The chitinase-like protein YKL-40: a possible biomarker of inflammation and airway remodeling in severe pediatric asthma

Abstract

Background: Problematic severe childhood asthma includes a subgroup of patients who are resistant to therapy. The specific mechanisms involved are unknown, and novel biomarkers are required to facilitate treatment and diagnosis of therapy-resistant asthma. The chitinase-like protein YKL-40 has been related to asthma and airway remodeling.

Objectives: To compare serum YKL-40 levels in children with severe, therapy-resistant asthma (n = 34), children with controlled persistent asthma (n = 39), and healthy controls (n = 27), and to investigate correlations with biomarkers of inflammation and airway remodeling.

Methods: The study protocol included questionnaires, measurement of exhaled nitric oxide in exhaled air, blood sampling for inflammatory biomarkers, and high-resolution computed tomography of the lungs to identify bronchial wall thickening (therapy-resistant only). Serum YKL-40 levels were measured by ELISA, and all asthmatic children were genotyped for a CHI3L1 promoter single nucleotide polymorphism (rs4950928).

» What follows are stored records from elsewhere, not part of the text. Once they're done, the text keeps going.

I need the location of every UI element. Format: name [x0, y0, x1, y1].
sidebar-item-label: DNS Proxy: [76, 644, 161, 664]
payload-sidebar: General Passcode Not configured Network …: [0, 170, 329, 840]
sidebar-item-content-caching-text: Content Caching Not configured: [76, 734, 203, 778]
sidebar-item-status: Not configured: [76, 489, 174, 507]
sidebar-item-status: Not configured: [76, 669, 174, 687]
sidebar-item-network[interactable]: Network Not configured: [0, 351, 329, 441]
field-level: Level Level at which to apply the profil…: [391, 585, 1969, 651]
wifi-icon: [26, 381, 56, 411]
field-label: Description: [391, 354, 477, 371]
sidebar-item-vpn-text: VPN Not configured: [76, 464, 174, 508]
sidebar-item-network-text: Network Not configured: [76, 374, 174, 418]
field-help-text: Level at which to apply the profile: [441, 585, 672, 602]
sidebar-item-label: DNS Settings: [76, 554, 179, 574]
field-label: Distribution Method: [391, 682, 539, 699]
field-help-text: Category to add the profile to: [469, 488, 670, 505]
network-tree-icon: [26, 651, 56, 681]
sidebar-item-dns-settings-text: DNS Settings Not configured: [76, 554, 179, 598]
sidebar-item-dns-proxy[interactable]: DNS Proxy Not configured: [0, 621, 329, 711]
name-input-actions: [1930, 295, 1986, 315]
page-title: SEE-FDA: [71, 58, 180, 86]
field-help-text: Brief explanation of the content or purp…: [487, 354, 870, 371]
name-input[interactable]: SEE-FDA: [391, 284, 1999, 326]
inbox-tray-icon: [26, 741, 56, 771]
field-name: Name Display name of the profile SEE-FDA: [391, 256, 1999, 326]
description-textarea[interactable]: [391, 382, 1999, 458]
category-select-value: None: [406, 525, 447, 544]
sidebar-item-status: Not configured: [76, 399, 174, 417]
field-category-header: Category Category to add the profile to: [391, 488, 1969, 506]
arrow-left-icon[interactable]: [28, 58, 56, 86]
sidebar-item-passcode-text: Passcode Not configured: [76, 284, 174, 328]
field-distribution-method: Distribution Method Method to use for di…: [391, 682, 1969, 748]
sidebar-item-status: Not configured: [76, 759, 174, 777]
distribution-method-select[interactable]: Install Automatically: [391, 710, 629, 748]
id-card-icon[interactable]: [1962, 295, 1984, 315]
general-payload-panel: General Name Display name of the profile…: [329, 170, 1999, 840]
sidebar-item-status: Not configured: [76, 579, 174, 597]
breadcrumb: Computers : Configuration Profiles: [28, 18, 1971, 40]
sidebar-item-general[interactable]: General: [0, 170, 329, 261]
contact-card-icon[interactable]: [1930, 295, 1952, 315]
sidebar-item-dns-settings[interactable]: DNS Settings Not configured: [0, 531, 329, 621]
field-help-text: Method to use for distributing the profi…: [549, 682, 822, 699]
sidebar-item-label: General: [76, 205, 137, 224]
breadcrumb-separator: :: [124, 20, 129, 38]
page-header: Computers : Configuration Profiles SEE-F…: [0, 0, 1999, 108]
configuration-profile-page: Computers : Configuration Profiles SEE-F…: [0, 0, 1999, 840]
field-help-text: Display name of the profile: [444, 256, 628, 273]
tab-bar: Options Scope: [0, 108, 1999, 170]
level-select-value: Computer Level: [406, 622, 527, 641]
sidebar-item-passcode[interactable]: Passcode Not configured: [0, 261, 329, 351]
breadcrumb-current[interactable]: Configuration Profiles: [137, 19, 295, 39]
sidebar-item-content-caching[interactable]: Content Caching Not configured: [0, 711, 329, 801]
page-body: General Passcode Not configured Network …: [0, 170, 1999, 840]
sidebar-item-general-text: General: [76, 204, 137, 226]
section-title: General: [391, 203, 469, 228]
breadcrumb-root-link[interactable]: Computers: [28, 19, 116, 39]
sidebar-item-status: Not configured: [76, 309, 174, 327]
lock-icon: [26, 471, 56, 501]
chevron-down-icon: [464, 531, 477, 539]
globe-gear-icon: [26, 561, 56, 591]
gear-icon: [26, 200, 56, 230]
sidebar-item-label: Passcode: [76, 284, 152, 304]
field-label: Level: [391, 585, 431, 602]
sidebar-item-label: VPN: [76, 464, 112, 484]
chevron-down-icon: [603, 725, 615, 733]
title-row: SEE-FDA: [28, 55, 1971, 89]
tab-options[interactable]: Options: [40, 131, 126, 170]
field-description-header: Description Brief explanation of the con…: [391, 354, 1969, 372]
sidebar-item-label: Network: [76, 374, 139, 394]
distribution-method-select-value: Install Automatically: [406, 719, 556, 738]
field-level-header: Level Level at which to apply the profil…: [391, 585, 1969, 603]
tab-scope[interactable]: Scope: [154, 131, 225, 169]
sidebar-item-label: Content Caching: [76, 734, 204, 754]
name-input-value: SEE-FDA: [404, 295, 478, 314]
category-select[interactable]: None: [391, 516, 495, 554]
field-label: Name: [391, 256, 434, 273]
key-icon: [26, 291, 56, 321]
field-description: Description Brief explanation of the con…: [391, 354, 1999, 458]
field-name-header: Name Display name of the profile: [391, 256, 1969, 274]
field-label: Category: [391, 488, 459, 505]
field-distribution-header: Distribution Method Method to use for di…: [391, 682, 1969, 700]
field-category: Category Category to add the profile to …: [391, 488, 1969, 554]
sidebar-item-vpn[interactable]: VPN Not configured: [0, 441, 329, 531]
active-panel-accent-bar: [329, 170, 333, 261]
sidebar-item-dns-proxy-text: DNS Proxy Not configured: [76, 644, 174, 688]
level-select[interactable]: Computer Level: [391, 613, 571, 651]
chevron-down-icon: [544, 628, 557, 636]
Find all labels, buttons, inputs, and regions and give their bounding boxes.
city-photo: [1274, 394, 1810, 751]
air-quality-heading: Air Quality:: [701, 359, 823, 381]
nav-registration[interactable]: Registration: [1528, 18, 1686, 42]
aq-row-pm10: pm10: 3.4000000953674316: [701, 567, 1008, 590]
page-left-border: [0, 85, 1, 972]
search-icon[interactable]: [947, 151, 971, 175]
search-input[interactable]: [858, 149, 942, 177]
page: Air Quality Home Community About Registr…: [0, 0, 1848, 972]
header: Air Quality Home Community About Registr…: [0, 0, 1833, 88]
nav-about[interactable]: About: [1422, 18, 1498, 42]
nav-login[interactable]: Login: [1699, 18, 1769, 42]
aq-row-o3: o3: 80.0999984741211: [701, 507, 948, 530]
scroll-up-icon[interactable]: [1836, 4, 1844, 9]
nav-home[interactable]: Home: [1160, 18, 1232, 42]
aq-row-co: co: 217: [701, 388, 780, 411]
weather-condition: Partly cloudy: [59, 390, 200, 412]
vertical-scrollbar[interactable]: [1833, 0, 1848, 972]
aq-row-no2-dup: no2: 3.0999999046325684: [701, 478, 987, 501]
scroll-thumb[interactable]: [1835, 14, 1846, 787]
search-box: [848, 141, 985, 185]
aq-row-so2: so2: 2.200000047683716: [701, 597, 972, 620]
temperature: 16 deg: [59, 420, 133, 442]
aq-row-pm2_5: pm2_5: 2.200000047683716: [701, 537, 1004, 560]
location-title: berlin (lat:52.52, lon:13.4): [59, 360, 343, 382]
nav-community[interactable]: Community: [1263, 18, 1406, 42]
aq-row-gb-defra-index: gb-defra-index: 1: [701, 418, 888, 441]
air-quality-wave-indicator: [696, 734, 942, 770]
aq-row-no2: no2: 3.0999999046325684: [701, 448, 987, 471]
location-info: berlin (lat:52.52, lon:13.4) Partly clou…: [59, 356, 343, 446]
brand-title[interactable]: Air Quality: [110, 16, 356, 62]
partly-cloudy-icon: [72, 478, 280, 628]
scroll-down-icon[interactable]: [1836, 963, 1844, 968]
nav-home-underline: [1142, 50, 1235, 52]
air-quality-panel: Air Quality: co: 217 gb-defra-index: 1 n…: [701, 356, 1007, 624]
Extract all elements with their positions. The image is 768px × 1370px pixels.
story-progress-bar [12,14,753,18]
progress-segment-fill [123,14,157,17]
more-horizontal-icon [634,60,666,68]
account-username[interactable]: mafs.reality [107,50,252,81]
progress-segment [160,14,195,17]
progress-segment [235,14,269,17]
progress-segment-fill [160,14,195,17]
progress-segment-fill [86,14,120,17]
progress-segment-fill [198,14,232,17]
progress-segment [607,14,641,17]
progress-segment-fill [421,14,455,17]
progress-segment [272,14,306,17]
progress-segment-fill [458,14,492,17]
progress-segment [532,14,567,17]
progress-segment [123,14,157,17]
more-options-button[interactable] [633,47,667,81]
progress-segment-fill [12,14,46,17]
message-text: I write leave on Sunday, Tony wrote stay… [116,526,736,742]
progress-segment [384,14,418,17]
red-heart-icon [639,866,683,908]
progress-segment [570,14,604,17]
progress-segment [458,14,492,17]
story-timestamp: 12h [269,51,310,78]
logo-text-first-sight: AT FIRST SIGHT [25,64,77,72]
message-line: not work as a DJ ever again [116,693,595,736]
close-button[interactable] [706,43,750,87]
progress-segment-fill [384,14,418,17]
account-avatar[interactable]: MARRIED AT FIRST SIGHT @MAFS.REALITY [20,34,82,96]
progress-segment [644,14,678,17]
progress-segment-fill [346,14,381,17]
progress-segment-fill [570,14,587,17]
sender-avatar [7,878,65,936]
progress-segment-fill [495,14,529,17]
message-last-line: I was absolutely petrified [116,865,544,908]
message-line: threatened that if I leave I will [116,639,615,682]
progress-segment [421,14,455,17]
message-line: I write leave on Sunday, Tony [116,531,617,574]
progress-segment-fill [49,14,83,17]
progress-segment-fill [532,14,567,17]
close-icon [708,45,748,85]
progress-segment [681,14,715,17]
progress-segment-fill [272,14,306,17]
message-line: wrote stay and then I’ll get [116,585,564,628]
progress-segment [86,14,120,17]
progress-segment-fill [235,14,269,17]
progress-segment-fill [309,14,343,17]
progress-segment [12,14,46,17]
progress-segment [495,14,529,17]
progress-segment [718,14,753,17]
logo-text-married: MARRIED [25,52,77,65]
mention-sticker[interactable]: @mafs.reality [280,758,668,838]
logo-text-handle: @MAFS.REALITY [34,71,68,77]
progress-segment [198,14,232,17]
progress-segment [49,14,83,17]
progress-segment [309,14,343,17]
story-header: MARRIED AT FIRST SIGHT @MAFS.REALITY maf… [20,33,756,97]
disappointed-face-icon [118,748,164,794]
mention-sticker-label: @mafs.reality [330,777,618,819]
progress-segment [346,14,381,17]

Results: Serum YKL-40 levels were significantly higher in children with therapy-resistant asthma than in healthy children (19.2 ng/mL vs 13.8 ng/mL, P = .03). Among children with severe, therapy-resistant asthma, YKL-40 levels correlated with fraction of exhaled nitric oxide in exhaled air (r = 0.48, P = .004), blood neutrophils (r = 0.63, P < .001), and bronchial wall thickening on high-resolution computed tomography (r = 0.45, P = .01). Following adjustment for CHI3L1 genotype, significantly greater levels of YKL-40 were found in children with therapy-resistant asthma than in children with controlled asthma.

Conclusions: YKL-40 levels are increased in children with severe, therapy-resistant asthma compared to healthy children, and also compared to children with controlled asthma following correction for genotype.

Keywords: Asthma; Feno; Fraction of exhaled nitric oxide in exhaled air; HRCT; High-resolution computerized tomography; airway remodeling; children; chitinases; genes; imaging; inflammation.